There is a further point. The article says that he and others are being driven out of research because some patients do not like their approach as it ‘suggests their illness is psychological’. No one researching ME as a pathological illness has made such complaints. It would be expected then that trials taking this behavioural approach should show a decline and that others, looking at possible drug treatments, for example, would be unaffected. As the table shows, though, there is no such trend.*
Finally, the number of trials listed seemed very low to me. I looked at some of them. They include acupuncture studies from China but as far as I could see they don’t show the PACE trial (or SMILE), so the numbers are probably not very reliable anyway.
An article standing up for the PACE researchers uses dodgy numbers.
As for the substance of Professor Sharpe’s accusations, he has himself described what he finds offensive: ‘attempts to damage his reputation and get his papers retracted’. Many would not agree that amounts to trolling.
It should also be pointed out that he himself has been described as ‘intemperate’; someone who ‘lashes out’ and who ‘cannot tell the difference between disagreement and defamation’.
Claims of bullying and harassment driving researchers from the field are often made by those with power against those without:
It’s a clever strategy, in its way.
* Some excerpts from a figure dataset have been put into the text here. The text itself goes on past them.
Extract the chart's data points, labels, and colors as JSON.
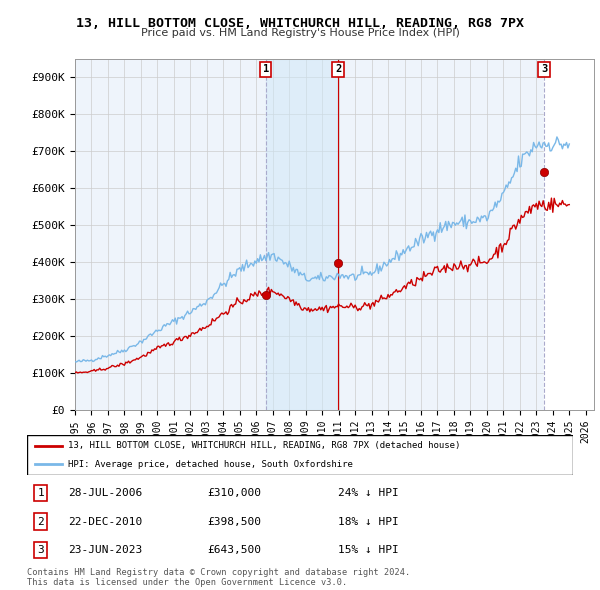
{
  "title": "13, HILL BOTTOM CLOSE, WHITCHURCH HILL, READING, RG8 7PX",
  "subtitle": "Price paid vs. HM Land Registry's House Price Index (HPI)",
  "ylim": [
    0,
    950000
  ],
  "yticks": [
    0,
    100000,
    200000,
    300000,
    400000,
    500000,
    600000,
    700000,
    800000,
    900000
  ],
  "ytick_labels": [
    "£0",
    "£100K",
    "£200K",
    "£300K",
    "£400K",
    "£500K",
    "£600K",
    "£700K",
    "£800K",
    "£900K"
  ],
  "hpi_color": "#7ab8e8",
  "price_color": "#cc0000",
  "background_color": "#ffffff",
  "chart_bg": "#eef4fb",
  "grid_color": "#cccccc",
  "legend1": "13, HILL BOTTOM CLOSE, WHITCHURCH HILL, READING, RG8 7PX (detached house)",
  "legend2": "HPI: Average price, detached house, South Oxfordshire",
  "sales": [
    {
      "num": 1,
      "date_x": 2006.57,
      "price": 310000,
      "label": "28-JUL-2006",
      "price_label": "£310,000",
      "hpi_label": "24% ↓ HPI"
    },
    {
      "num": 2,
      "date_x": 2010.97,
      "price": 398500,
      "label": "22-DEC-2010",
      "price_label": "£398,500",
      "hpi_label": "18% ↓ HPI"
    },
    {
      "num": 3,
      "date_x": 2023.47,
      "price": 643500,
      "label": "23-JUN-2023",
      "price_label": "£643,500",
      "hpi_label": "15% ↓ HPI"
    }
  ],
  "footer1": "Contains HM Land Registry data © Crown copyright and database right 2024.",
  "footer2": "This data is licensed under the Open Government Licence v3.0.",
  "xlim": [
    1995.0,
    2026.5
  ],
  "xticks": [
    1995,
    1996,
    1997,
    1998,
    1999,
    2000,
    2001,
    2002,
    2003,
    2004,
    2005,
    2006,
    2007,
    2008,
    2009,
    2010,
    2011,
    2012,
    2013,
    2014,
    2015,
    2016,
    2017,
    2018,
    2019,
    2020,
    2021,
    2022,
    2023,
    2024,
    2025,
    2026
  ]
}
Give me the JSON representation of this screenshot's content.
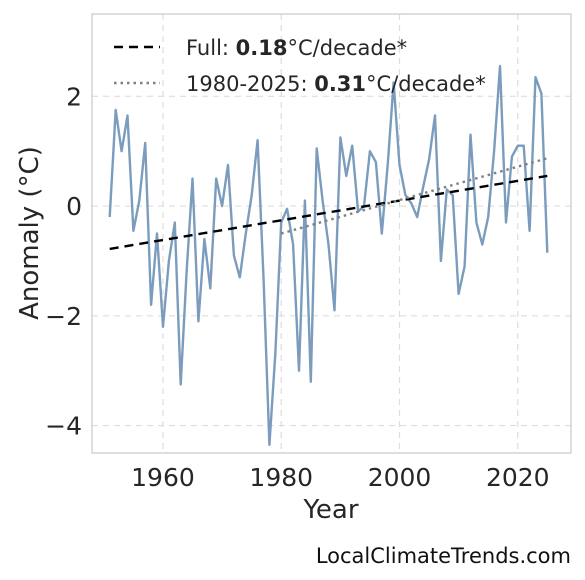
{
  "chart_data": {
    "type": "line",
    "xlabel": "Year",
    "ylabel": "Anomaly (°C)",
    "xlim": [
      1948,
      2029
    ],
    "ylim": [
      -4.5,
      3.5
    ],
    "x_ticks": [
      1960,
      1980,
      2000,
      2020
    ],
    "x_tick_labels": [
      "1960",
      "1980",
      "2000",
      "2020"
    ],
    "y_ticks": [
      -4,
      -2,
      0,
      2
    ],
    "y_tick_labels": [
      "−4",
      "−2",
      "0",
      "2"
    ],
    "grid": true,
    "legend_position": "top-left",
    "series": [
      {
        "color": "#7b9cbd",
        "style": "solid",
        "x": [
          1951,
          1952,
          1953,
          1954,
          1955,
          1956,
          1957,
          1958,
          1959,
          1960,
          1961,
          1962,
          1963,
          1964,
          1965,
          1966,
          1967,
          1968,
          1969,
          1970,
          1971,
          1972,
          1973,
          1974,
          1975,
          1976,
          1977,
          1978,
          1979,
          1980,
          1981,
          1982,
          1983,
          1984,
          1985,
          1986,
          1987,
          1988,
          1989,
          1990,
          1991,
          1992,
          1993,
          1994,
          1995,
          1996,
          1997,
          1998,
          1999,
          2000,
          2001,
          2002,
          2003,
          2004,
          2005,
          2006,
          2007,
          2008,
          2009,
          2010,
          2011,
          2012,
          2013,
          2014,
          2015,
          2016,
          2017,
          2018,
          2019,
          2020,
          2021,
          2022,
          2023,
          2024,
          2025
        ],
        "y": [
          -0.2,
          1.75,
          1.0,
          1.65,
          -0.45,
          0.1,
          1.15,
          -1.8,
          -0.5,
          -2.2,
          -1.0,
          -0.3,
          -3.25,
          -1.2,
          0.5,
          -2.1,
          -0.6,
          -1.5,
          0.5,
          0.0,
          0.75,
          -0.9,
          -1.3,
          -0.5,
          0.2,
          1.2,
          -1.3,
          -4.35,
          -2.7,
          -0.3,
          -0.05,
          -0.7,
          -3.0,
          0.1,
          -3.2,
          1.05,
          0.1,
          -0.7,
          -1.9,
          1.25,
          0.55,
          1.1,
          -0.1,
          0.0,
          1.0,
          0.8,
          -0.5,
          0.75,
          2.25,
          0.75,
          0.2,
          0.05,
          -0.2,
          0.35,
          0.85,
          1.65,
          -1.0,
          0.3,
          0.2,
          -1.6,
          -1.1,
          1.3,
          -0.3,
          -0.7,
          -0.2,
          1.0,
          2.55,
          -0.3,
          0.9,
          1.1,
          1.1,
          -0.45,
          2.35,
          2.05,
          -0.85
        ]
      },
      {
        "name_prefix": "Full: ",
        "name_value": "0.18",
        "name_suffix": "°C/decade*",
        "color": "#000000",
        "style": "dashed",
        "x": [
          1951,
          2025
        ],
        "y": [
          -0.78,
          0.55
        ]
      },
      {
        "name_prefix": "1980-2025: ",
        "name_value": "0.31",
        "name_suffix": "°C/decade*",
        "color": "#808080",
        "style": "dotted",
        "x": [
          1980,
          2025
        ],
        "y": [
          -0.5,
          0.87
        ]
      }
    ]
  },
  "watermark": "LocalClimateTrends.com"
}
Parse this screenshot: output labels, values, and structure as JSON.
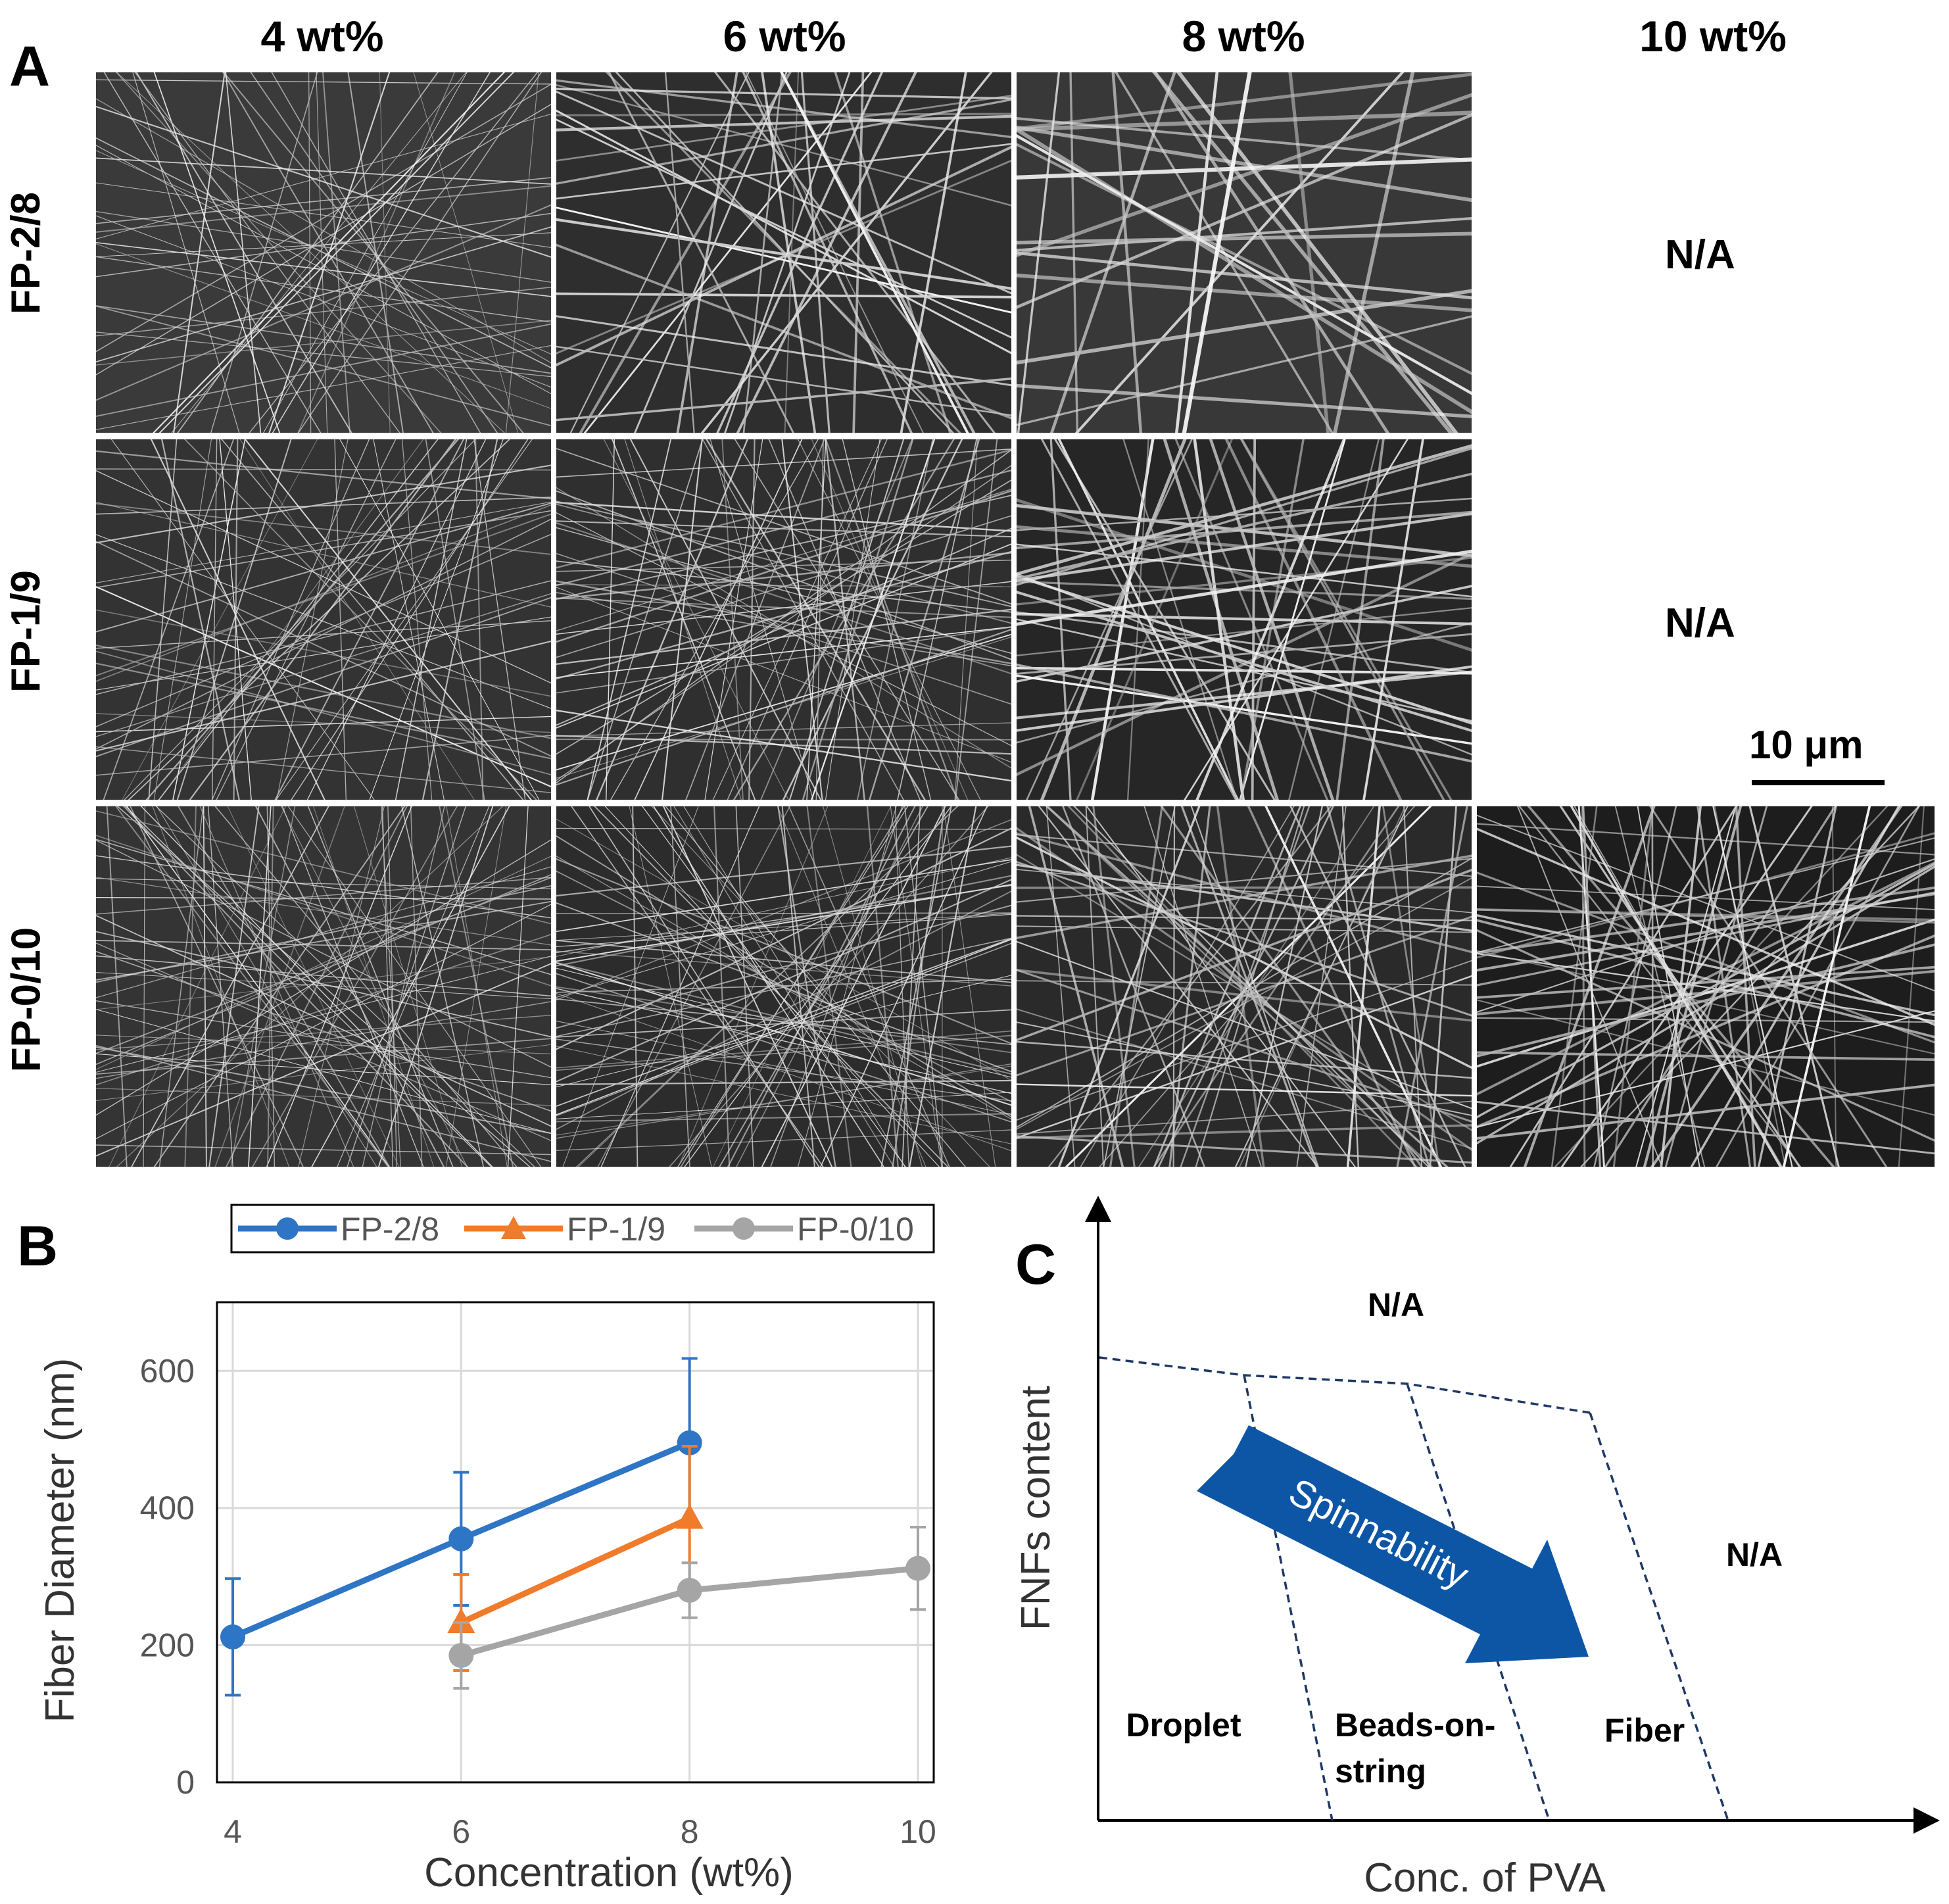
{
  "panel_a": {
    "letter": "A",
    "columns": [
      "4 wt%",
      "6 wt%",
      "8 wt%",
      "10 wt%"
    ],
    "rows": [
      "FP-2/8",
      "FP-1/9",
      "FP-0/10"
    ],
    "na_label": "N/A",
    "scale_bar": "10 μm"
  },
  "panel_b": {
    "letter": "B"
  },
  "panel_c": {
    "letter": "C"
  },
  "chart_data": [
    {
      "type": "line",
      "title": "",
      "xlabel": "Concentration (wt%)",
      "ylabel": "Fiber Diameter (nm)",
      "xlim": [
        4,
        10
      ],
      "ylim": [
        0,
        700
      ],
      "xticks": [
        "4",
        "6",
        "8",
        "10"
      ],
      "yticks": [
        "0",
        "200",
        "400",
        "600"
      ],
      "grid": true,
      "legend_position": "top",
      "series": [
        {
          "name": "FP-2/8",
          "marker": "circle",
          "color": "#2e75c6",
          "x": [
            4,
            6,
            8
          ],
          "y": [
            212,
            355,
            495
          ],
          "err": [
            85,
            97,
            123
          ]
        },
        {
          "name": "FP-1/9",
          "marker": "triangle",
          "color": "#f07b2b",
          "x": [
            6,
            8
          ],
          "y": [
            233,
            385
          ],
          "err": [
            70,
            105
          ]
        },
        {
          "name": "FP-0/10",
          "marker": "circle",
          "color": "#a5a5a5",
          "x": [
            6,
            8,
            10
          ],
          "y": [
            185,
            280,
            312
          ],
          "err": [
            48,
            40,
            60
          ]
        }
      ]
    },
    {
      "type": "diagram",
      "xlabel": "Conc. of PVA",
      "ylabel": "FNFs content",
      "regions": [
        "Droplet",
        "Beads-on-string",
        "Fiber"
      ],
      "region_text": {
        "droplet": "Droplet",
        "beads_line1": "Beads-on-",
        "beads_line2": "string",
        "fiber": "Fiber"
      },
      "na_top": "N/A",
      "na_right": "N/A",
      "arrow_label": "Spinnability"
    }
  ]
}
But it’s also the signet ring of weak people defending weak ideas.
*It has been suggested that there is in fact a discernible trend in the lower numbers of behavioural trials, but there is no way of knowing whether there is a trend or whether there was a slight blip in 2009 or whether it is possible to know anything at all from such small numbers. It could be argued, for example, that one third of all clinical trials for ‘CFS/ME’ in 2018 were behavioural.
The same point about the reliability of the search applies, since neither PACE nor SMILE are listed.
And even if there were some sort of trend, there is no way of knowing the impact, for example, of the IOM report and the change in focus by the NIH.